Novels are a curious kind of madness.
On the surface a novel is deceptively simple. It's pulped wood and ink, or perhaps twenty-six graceless letters thrown in lines on an e-reader. A book alone is good for very little more than propping open doors or smacking wayward students with.
But when the book is placed in the presence of a reader it becomes something decidedly more. At times the book becomes a fantastic voyage to wondrous worlds without end. At other times the book becomes a testament of endurance and love. And at still other times the book becomes the life-rope pulling a wounded warrior to safety from the depths of despair.

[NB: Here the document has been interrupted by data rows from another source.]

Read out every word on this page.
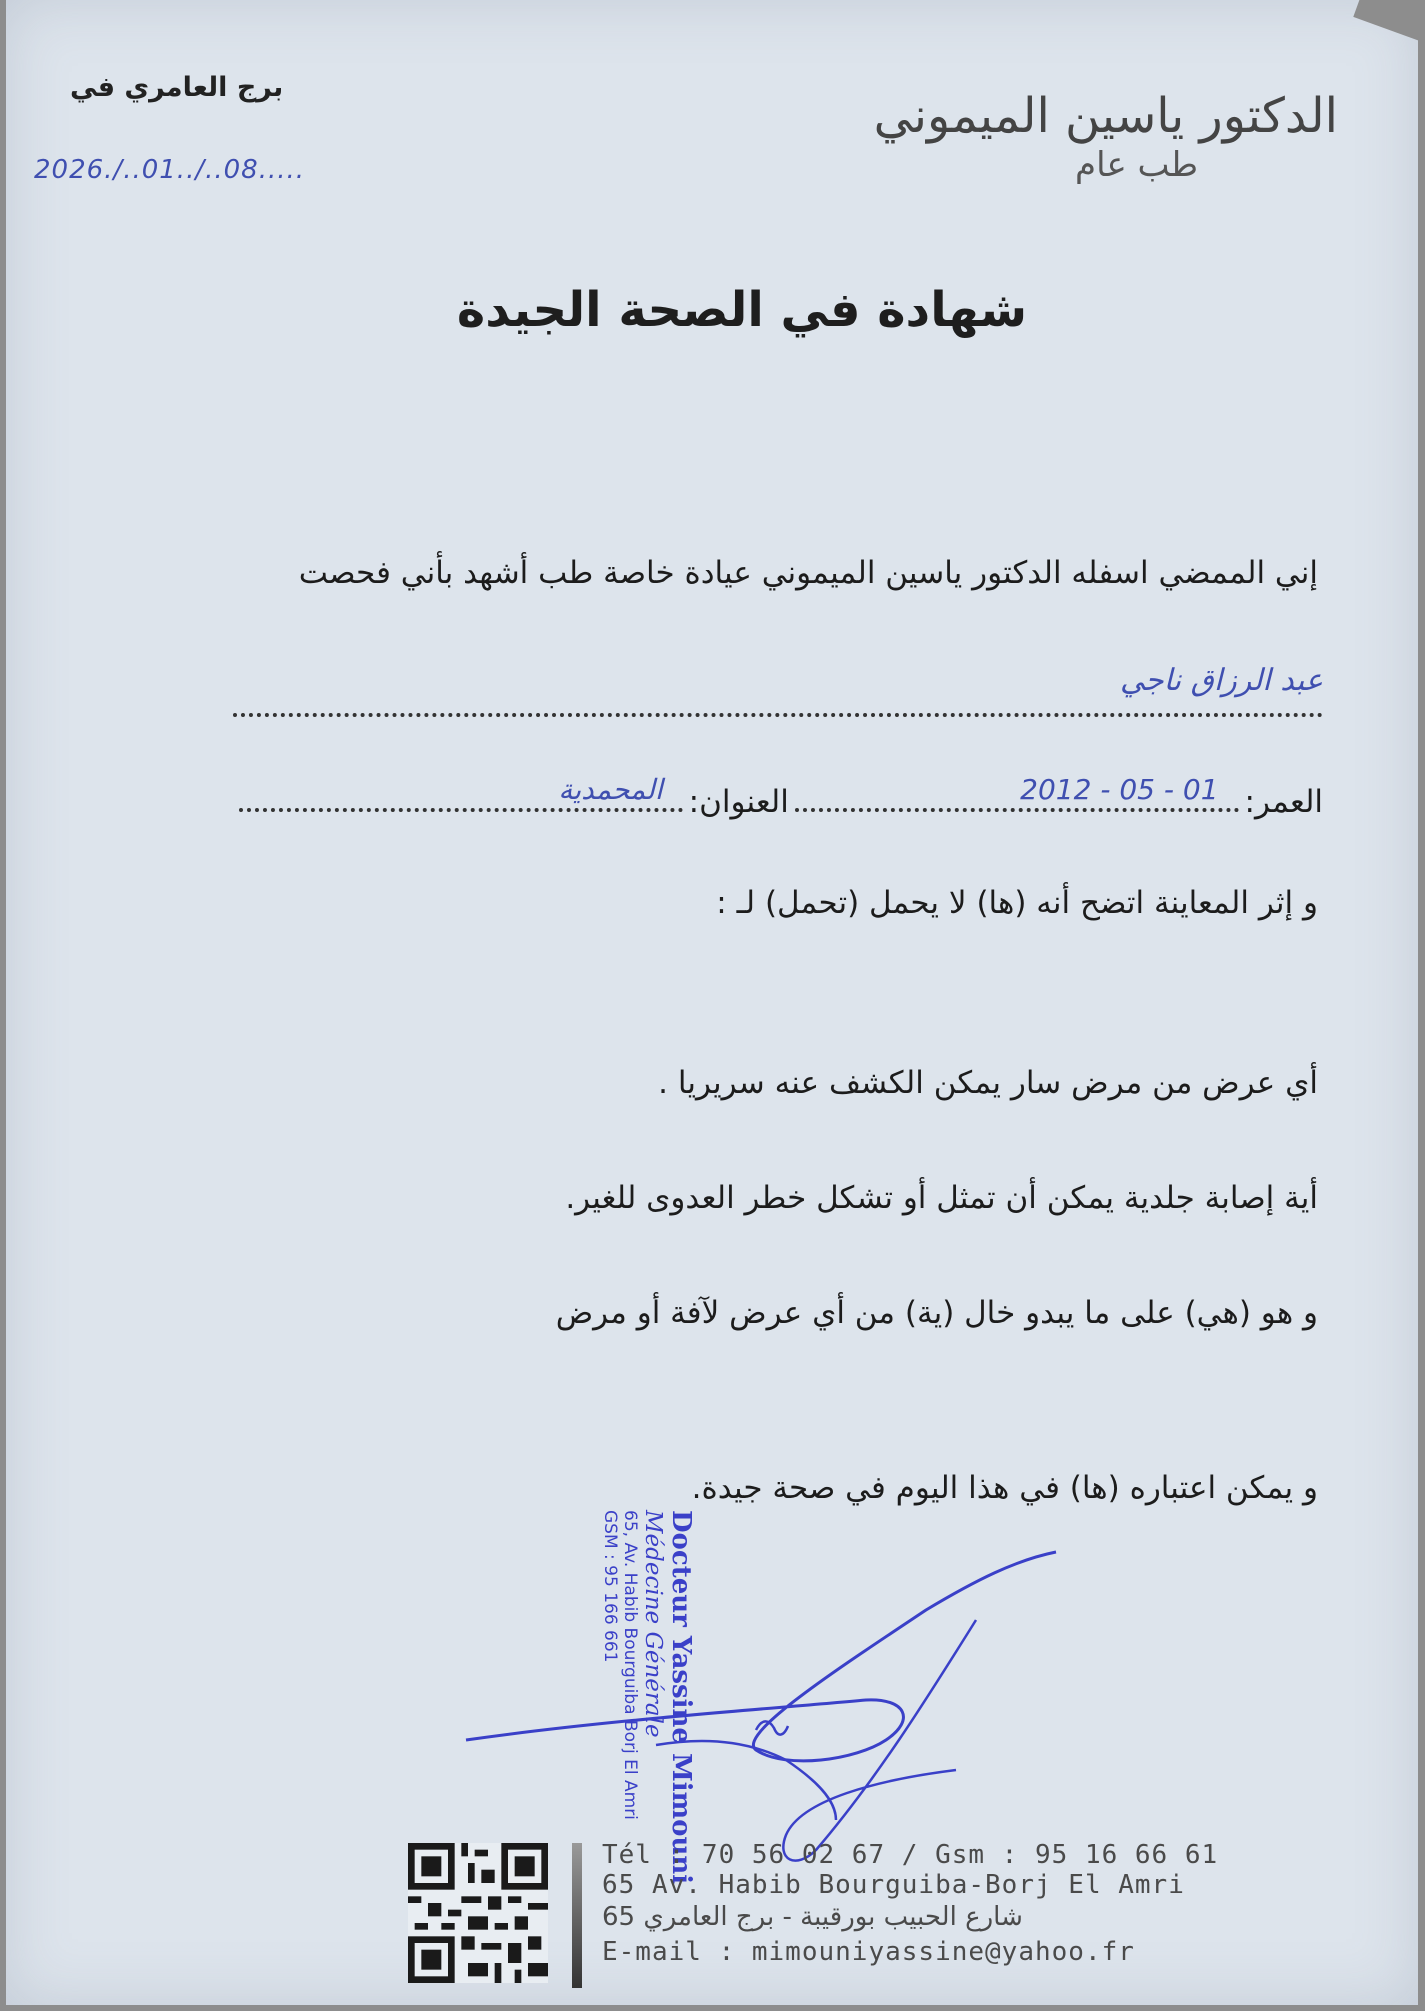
الدكتور ياسين الميموني
طب عام
برج العامري في
2026./..01../..08.....
شهادة في الصحة الجيدة
إني الممضي اسفله الدكتور ياسين الميموني عيادة خاصة طب أشهد بأني فحصت
عبد الرزاق ناجي
العمر:
01 - 05 - 2012
العنوان:
المحمدية
و إثر المعاينة اتضح أنه (ها) لا يحمل (تحمل) لـ :
أي عرض من مرض سار يمكن الكشف عنه سريريا .
أية إصابة جلدية يمكن أن تمثل أو تشكل خطر العدوى للغير.
و هو (هي) على ما يبدو خال (ية) من أي عرض لآفة أو مرض
و يمكن اعتباره (ها) في هذا اليوم في صحة جيدة.
Docteur Yassine Mimouni
Médecine Générale
65, Av. Habib Bourguiba Borj El Amri
GSM : 95 166 661
Tél : 70 56 02 67 / Gsm : 95 16 66 61
65 Av. Habib Bourguiba-Borj El Amri
65 شارع الحبيب بورقيبة - برج العامري
E-mail : mimouniyassine@yahoo.fr
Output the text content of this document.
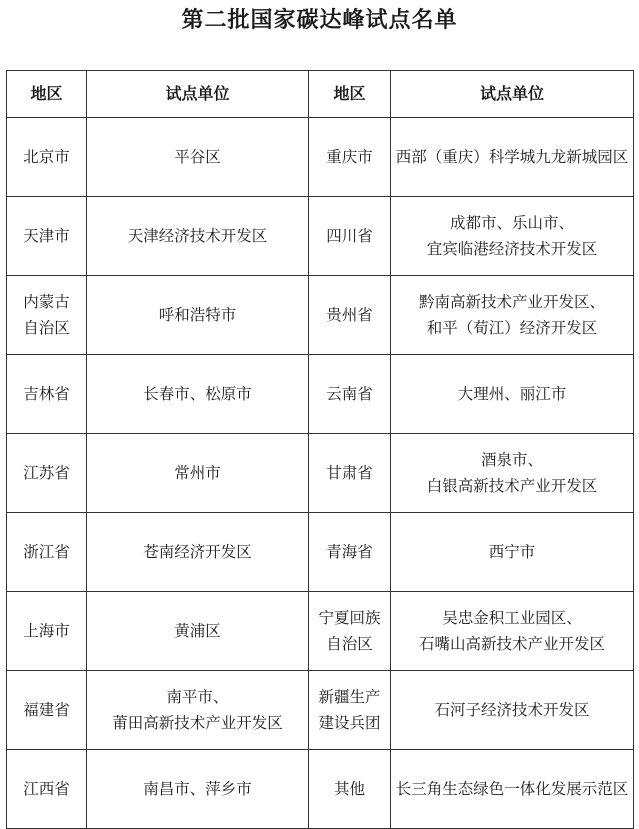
第二批国家碳达峰试点名单
地区	试点单位	地区	试点单位

北京市	平谷区	重庆市	西部（重庆）科学城九龙新城园区

天津市	天津经济技术开发区	四川省	成都市、乐山市、
宜宾临港经济技术开发区

内蒙古
自治区	呼和浩特市	贵州省	黔南高新技术产业开发区、
和平（荀江）经济开发区

吉林省	长春市、松原市	云南省	大理州、丽江市

江苏省	常州市	甘肃省	酒泉市、
白银高新技术产业开发区

浙江省	苍南经济开发区	青海省	西宁市

上海市	黄浦区	宁夏回族
自治区	吴忠金积工业园区、
石嘴山高新技术产业开发区

福建省	南平市、
莆田高新技术产业开发区	新疆生产
建设兵团	石河子经济技术开发区

江西省	南昌市、萍乡市	其他	长三角生态绿色一体化发展示范区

Sometimes that's all the same book.
Creating a book is in itself an act of madness. The non-writer stares in wonderment and ask, "Where do you get ideas?" The writer stares back and ask, "How can you not have hundreds?"
The writer, like so many artists, is not fully caught up in the reality that can be measured by math and science. Authors walk a shadowy line between the truth and the maybes, between the Is and the Could-Have-Been. And these shadows stretch and dance, lurid phantoms drawing the author ever onward into the places of What Ifs, What Nows, and What Abouts.
In this place of changing truths there are stories for the ages, but visiting that place leaves a writer changed, transformed perhaps. No one can step across the boundary without coming back and seeing the world in a different way. The lines of reality that should not be crossed become mere suggestions in places. The staunchly held belief that This Is The Way It Has Always Been And Will Always Be becomes the thought of the moment and no more.
Authors know that the world is meant to change. And they want to change it by giving you a book and taking you away from your hum-drum reality for a few hours. So grab a book, put your feet up, and come see the universe. You'll feel better after a book vacation.